Cytokine mediators swiftly remote areas of a multicellular organism & multiple target cells can be degraded quickly, One can assume that cytokines play a pivotal role in all sorts of cell-to-cell communication processes although many of the mechanisms of their actions have not yet been elucidated in full detail.

Thorough examination of the physiological effects of the expression of cytokines in complex organisms has shown that these mediators are involved in all systemic reactions of an organism, including the important processes as regulation of immune responses, for example: BCDF(B-cell growth and differentiation factors), BCGF (B-cell growth factors) TRF (T-cell replacing factors), Isotype switching, inflammatory processes, hematopoiesis, and wound healing.

Embryogenesis and organ development inlvolves important mediators called Cytokines. Their activities in these processes may differ from those observed postnatally. Cytokines play a key role in neuroimmunological, neuroendocrinological, and neuroregulatory processes. Cytokines also regulate cell cycle, differentiation, migration, cell survival & cell death, and cell transformation. Viral infectious agents exploit the cytokine repertoire of organisms to evade immune responses of the host. Virus-encoded factors affect the activities of cytokines in at least four different ways: by inhibiting the synthesis and release of cytokines from infected cells; by interfering with the interaction between cytokines and their receptors; by inhibiting signal transmission pathways of cytokines; and by synthesizing virus-encoded cytokines that antagonize the effects of host cytokines mediating antiviral processes. Bacteria and micro-organisms also appear to produce substances with activities resembling those of cytokines and which they utilize to subvert host responses.
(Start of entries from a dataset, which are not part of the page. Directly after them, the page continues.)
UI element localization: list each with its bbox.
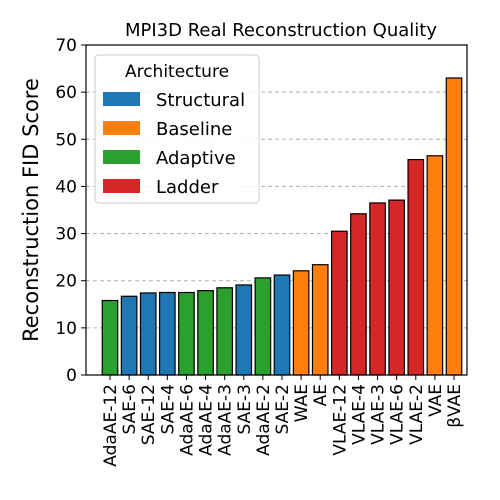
y-tick-label: 10 [55,319,77,339]
y-axis-label: Reconstruction FID Score [19,78,43,342]
y-tick-label: 50 [55,130,77,150]
bar-βVAE [445,77,463,376]
legend: Architecture Structural Baseline Adaptive La… [94,54,260,204]
x-tick-label: SAE-2 [273,384,293,434]
y-tick-label: 40 [55,177,77,197]
legend-title: Architecture [125,62,229,82]
bar-AdaAE-2 [254,277,272,376]
bar-AdaAE-12 [101,299,119,376]
legend-swatch-structural [103,92,140,106]
bar-VAE [426,155,444,376]
x-tick-label: VLAE-3 [369,384,389,445]
bar-SAE-3 [235,284,253,376]
bar-SAE-12 [139,292,157,376]
bars [101,77,463,376]
x-tick-label: AdaAE-4 [197,384,217,456]
x-tick-label: VAE [426,384,446,417]
legend-label-adaptive: Adaptive [156,148,236,169]
bar-VLAE-6 [388,199,406,376]
x-tick-label: WAE [292,384,312,422]
legend-swatch-adaptive [103,150,140,164]
x-tick-label: SAE-12 [139,384,159,445]
legend-label-baseline: Baseline [156,119,232,140]
legend-label-ladder: Ladder [156,177,219,198]
bar-SAE-2 [273,274,291,376]
bar-AdaAE-4 [197,290,214,376]
x-tick-label: AE [311,384,331,406]
chart-title: MPI3D Real Reconstruction Quality [125,20,437,41]
x-tick-label: VLAE-6 [388,384,408,445]
bar-VLAE-4 [350,213,367,376]
bar-SAE-4 [158,291,176,376]
plot-frame [85,44,468,376]
bar-AE [311,264,329,376]
bar-SAE-6 [120,295,138,376]
x-tick-label: AdaAE-12 [101,384,121,467]
x-tick-label: AdaAE-6 [177,384,197,456]
x-tick-label: βVAE [445,384,465,428]
bar-VLAE-12 [330,230,348,376]
bar-WAE [292,270,310,376]
x-tick-label: VLAE-12 [330,384,350,456]
bar-AdaAE-3 [216,287,234,376]
y-tick-label: 60 [55,83,77,103]
y-tick-label: 20 [55,272,77,292]
y-tick-label: 70 [55,36,77,56]
x-tick-label: SAE-4 [158,384,178,434]
x-tick-label: SAE-6 [120,384,140,434]
y-tick-label: 0 [66,366,77,386]
bar-VLAE-3 [369,202,386,376]
x-tick-label: AdaAE-3 [216,384,236,456]
legend-label-structural: Structural [156,90,245,111]
x-tick-label: SAE-3 [235,384,255,434]
bar-VLAE-2 [407,158,425,376]
bar-AdaAE-6 [178,291,195,376]
x-tick-label: VLAE-2 [407,384,427,445]
x-tick-label: AdaAE-2 [254,384,274,456]
legend-swatch-ladder [103,179,140,193]
x-tick-label: VLAE-4 [349,384,369,445]
y-tick-label: 30 [55,225,77,245]
legend-swatch-baseline [103,121,140,135]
Cytokines are rarely related among eachother in their primary sequences. Some appear to have common 3 dimensional features and some of them can be grouped into families. An example is the TNF ligand superfamily members (with the exception of LT-alpha) are type 2 membrane glycoproteins (N-terminus inside) with homology to TNF in the extracellular domain (overall homologies, 20 %). The HBNF family includes members of the group of fibroblast growth factors. The chemokine group which contain diverse factors also have conserved sequence features. Analysis of crystal structures of several cytokines with very little sequence homology has revealed a common overall topology that is not deducible from sequence comparisons.

Cytokine biological activity of is mediated by specific membrane receptors, which are expressed on all cell types known. Cytokine expression is also subject to several regulatory although some receptors are expressed also constitutively.
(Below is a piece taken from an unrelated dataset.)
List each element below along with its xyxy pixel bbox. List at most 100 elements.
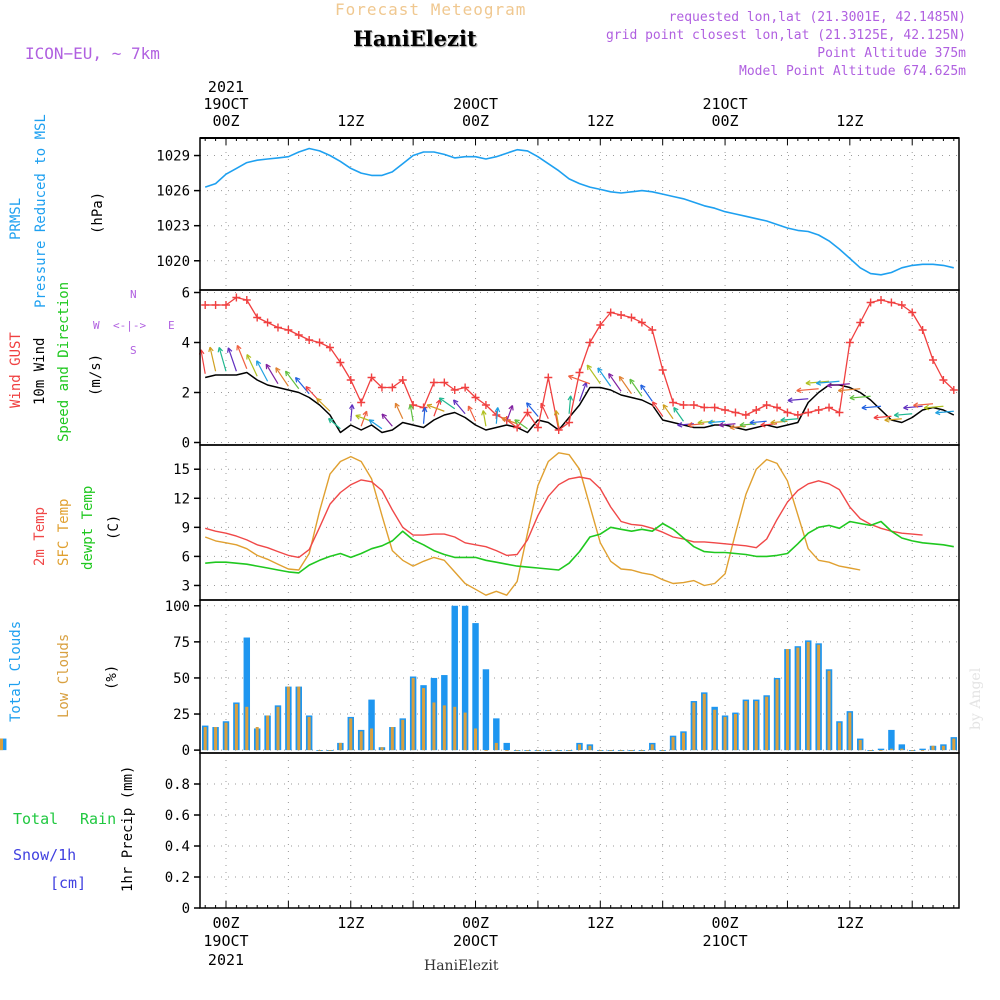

Cytokine receptor proteins are multi-subunit structures that bind ligands and at the same time possess functions as signal transducers due to their intrinsic tyrosine kinase. Many receptors often share common signal transducing receptor components in the same family, which explains, at least in part, the functional redundancy of cytokines. Cross-communication between different signaling systems allows integration diversity of stimuli, which a cell can be subjected to under varying physiological situations. This and the ubiquitous cellular distribution of certain cytokine receptors have hampered attempts to define critical responsive cell populations and the physiologically important cell-specific functions of cytokines in vivo. Numerous receptors are associated with special signal transducing proteins in the interior of the cell. Receptors bind more than 1 cytokine. Cytokine receptors shown to be converted into soluble binding proteins that regulate ligand access to the cell by specific proteolytic cleavage of receptor ectodomains.

Specific activities of cytokines have been the basis for current concepts of therapeutical intervention, in particular of the treatment of hematopoietic malfunctions and tumor therapy. Applications involve the support of chemo- and radiotherapy, bone marrow transplantation, and general immunostimulation.